A couple of weekends ago, I was able to attend an event which included three novelists from Africa: Brian Chikwava (Zimbabwe), Carole Enahoro (Nigeria) and Ngūgī wa Thiong’o (Kenya). They focussed on the following works, respectively: Harare North, Doing Dangerously Well, and Dreams in a Time of War.

And, so, I checked out the list of African novels in the Good Fiction Guide (Ed. Jane Rogers 2nd ed. OUP 2005) because why just add 3 novels to your TBR list when you can add another dozen (as if this subject could reasonably be limited to a mere dozen novels). Here are the books that Anthony Chennells compiled for the Good Fiction Guide and some commentary here.

Mongo Beti’s The Poor Christ of Bomba (1956; trans. 1971)
Sembene Ousmane’s God’s Bits of Wood (1960; trans. 1970)
Chinua Achebe’s Arrow of God (1964)
Ngūgī wa Thinog’o’s A Grain of Wheat (1967) and Petals of Blood (1977)
Ayi Kwei Armah’s Fragments (1970)
Doris Lessing’s This Was the Old Chief’s Country and The Sun Between Their Feet, volumes 1 and 2 of Collected African Stories (1973)
Nawal El Saadawi’s God Dies by the Nile (1974; trans. 1985)
Charles Mungoshi’s Waiting for the Rain (1975)
J.M. Coetzee’s Waiting for the Barbarians (1980)
Tsitsi Dangarembga’s Nervous Conditions (1988)

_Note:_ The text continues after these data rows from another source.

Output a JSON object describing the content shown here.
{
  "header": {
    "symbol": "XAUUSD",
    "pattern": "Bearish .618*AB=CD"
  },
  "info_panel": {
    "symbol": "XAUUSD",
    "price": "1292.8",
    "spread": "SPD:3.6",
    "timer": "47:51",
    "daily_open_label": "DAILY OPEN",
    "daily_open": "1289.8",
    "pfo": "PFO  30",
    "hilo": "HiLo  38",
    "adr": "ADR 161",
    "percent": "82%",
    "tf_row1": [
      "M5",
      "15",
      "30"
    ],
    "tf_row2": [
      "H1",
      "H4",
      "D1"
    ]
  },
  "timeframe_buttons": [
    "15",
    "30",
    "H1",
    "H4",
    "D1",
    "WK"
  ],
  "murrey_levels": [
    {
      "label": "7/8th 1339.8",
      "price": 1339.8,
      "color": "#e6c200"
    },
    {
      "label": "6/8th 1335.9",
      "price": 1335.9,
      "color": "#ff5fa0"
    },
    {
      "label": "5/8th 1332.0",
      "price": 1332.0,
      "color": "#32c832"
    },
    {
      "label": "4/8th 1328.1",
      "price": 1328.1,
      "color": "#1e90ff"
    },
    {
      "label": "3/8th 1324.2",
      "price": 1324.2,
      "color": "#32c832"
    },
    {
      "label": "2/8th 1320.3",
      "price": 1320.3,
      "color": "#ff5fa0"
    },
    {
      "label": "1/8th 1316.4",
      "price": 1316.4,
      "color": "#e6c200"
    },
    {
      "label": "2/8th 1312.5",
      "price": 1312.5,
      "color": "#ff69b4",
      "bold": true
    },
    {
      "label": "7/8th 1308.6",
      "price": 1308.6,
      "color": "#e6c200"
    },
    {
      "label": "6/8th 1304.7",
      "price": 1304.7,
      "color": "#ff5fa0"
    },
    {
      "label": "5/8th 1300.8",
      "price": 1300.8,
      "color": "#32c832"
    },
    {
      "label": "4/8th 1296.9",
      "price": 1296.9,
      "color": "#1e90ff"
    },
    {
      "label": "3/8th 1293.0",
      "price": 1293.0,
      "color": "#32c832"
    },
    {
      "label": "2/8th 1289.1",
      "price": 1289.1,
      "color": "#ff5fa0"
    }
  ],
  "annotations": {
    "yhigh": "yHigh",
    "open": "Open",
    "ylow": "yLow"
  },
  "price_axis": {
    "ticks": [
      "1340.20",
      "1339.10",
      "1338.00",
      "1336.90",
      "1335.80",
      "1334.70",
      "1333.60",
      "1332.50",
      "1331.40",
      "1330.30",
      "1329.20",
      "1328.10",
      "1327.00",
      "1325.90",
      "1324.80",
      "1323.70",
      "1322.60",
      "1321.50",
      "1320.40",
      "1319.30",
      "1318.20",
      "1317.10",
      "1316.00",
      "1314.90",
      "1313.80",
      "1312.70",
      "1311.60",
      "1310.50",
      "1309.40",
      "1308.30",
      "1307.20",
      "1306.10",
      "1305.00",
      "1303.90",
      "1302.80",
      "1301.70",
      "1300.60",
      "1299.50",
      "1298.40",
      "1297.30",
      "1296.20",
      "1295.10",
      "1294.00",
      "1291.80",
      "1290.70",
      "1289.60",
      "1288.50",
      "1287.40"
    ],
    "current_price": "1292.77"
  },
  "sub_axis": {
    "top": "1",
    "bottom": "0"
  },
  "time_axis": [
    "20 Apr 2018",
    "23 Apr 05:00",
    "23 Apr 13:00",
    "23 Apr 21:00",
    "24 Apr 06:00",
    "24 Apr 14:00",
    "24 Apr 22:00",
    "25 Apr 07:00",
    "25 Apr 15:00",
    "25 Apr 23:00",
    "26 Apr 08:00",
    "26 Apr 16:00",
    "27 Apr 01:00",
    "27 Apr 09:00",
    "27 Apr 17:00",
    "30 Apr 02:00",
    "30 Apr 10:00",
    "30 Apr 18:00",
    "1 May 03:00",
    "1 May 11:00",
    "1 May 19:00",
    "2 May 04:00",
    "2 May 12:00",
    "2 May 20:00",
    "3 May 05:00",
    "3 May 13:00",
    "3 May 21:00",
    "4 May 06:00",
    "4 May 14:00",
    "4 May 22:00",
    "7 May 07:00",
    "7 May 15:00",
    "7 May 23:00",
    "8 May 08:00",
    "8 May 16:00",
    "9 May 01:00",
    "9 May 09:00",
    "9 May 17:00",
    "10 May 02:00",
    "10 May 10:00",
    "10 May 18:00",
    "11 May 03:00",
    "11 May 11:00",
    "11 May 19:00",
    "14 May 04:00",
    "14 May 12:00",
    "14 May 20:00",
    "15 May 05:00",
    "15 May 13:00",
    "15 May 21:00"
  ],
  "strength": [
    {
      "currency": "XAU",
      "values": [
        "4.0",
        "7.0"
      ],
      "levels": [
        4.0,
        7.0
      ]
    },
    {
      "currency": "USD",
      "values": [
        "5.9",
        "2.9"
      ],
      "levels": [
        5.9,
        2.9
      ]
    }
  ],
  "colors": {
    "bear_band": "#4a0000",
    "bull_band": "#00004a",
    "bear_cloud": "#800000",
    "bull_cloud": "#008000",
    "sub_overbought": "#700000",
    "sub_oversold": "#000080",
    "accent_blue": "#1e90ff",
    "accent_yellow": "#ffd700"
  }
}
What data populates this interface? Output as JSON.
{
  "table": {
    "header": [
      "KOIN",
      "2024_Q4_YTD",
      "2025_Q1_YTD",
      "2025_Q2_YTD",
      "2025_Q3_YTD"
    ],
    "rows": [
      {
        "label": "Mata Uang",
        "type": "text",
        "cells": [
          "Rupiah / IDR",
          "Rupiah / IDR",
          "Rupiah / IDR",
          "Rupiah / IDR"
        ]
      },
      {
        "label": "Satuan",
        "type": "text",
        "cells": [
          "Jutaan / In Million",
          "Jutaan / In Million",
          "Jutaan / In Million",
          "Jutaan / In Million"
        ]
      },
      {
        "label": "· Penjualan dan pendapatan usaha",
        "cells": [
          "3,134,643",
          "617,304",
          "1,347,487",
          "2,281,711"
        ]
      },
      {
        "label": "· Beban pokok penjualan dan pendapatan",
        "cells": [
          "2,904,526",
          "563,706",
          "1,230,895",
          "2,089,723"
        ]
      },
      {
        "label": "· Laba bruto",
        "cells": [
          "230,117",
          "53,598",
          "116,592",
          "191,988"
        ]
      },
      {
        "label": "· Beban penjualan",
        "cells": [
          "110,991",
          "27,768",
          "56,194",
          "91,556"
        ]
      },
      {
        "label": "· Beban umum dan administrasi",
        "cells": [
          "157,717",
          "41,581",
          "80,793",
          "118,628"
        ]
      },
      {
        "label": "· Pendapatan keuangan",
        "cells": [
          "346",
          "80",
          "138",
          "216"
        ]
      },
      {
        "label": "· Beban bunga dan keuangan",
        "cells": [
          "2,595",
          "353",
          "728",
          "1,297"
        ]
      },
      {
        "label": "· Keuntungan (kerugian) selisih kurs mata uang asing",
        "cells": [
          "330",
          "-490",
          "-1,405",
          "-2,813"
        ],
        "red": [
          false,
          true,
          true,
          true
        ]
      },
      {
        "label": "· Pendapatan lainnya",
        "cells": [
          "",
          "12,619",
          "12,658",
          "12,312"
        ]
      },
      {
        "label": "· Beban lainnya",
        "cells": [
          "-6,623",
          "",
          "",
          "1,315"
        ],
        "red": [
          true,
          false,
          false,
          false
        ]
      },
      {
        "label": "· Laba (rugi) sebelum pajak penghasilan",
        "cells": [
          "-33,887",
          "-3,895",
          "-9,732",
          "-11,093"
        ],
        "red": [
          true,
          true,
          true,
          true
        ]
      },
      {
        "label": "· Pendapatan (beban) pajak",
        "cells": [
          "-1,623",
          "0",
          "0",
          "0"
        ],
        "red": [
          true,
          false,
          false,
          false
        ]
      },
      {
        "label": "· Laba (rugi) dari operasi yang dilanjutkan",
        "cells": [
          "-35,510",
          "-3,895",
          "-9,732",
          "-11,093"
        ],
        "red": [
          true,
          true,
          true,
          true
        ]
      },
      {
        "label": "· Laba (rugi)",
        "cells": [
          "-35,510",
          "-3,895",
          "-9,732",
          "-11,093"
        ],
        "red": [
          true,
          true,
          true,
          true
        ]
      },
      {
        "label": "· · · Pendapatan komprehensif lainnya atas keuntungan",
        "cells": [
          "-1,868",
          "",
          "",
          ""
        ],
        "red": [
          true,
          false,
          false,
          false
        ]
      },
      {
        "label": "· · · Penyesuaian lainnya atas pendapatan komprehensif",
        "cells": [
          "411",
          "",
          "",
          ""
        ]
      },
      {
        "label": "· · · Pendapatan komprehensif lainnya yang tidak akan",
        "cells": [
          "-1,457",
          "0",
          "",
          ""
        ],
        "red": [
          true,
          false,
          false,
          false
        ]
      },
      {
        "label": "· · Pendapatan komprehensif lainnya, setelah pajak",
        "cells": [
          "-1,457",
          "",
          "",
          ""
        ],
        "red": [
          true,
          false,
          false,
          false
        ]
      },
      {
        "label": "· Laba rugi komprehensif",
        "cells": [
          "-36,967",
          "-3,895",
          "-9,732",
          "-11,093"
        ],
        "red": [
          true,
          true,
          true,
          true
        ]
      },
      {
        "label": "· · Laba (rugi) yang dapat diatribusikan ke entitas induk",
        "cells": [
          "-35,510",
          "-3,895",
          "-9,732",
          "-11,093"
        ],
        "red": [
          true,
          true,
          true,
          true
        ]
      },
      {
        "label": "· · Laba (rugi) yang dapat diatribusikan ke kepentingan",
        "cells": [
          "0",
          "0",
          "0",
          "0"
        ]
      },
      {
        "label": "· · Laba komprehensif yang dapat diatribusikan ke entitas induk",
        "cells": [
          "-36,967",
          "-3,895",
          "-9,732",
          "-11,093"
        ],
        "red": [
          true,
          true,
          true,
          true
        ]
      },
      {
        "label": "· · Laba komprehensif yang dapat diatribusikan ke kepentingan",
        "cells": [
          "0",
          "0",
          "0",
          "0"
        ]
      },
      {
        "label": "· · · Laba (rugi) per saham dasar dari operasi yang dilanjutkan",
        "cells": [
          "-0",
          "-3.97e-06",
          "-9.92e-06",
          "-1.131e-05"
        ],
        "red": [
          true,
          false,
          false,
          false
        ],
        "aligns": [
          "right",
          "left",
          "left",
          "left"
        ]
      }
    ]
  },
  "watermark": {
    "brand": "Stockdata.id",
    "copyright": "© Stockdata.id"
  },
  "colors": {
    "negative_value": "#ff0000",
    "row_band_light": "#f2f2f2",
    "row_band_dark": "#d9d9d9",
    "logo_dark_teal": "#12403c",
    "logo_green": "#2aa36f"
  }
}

The authors’ readings and the ensuing discussion added countless titles to my TBR list, but, for now, I’m reading Carole Enahoro’s Doing Dangerously Well and wholly enjoying it.

Have you read any of these? Have you attended a literary event recently that found you madly scribbling on the TBR list?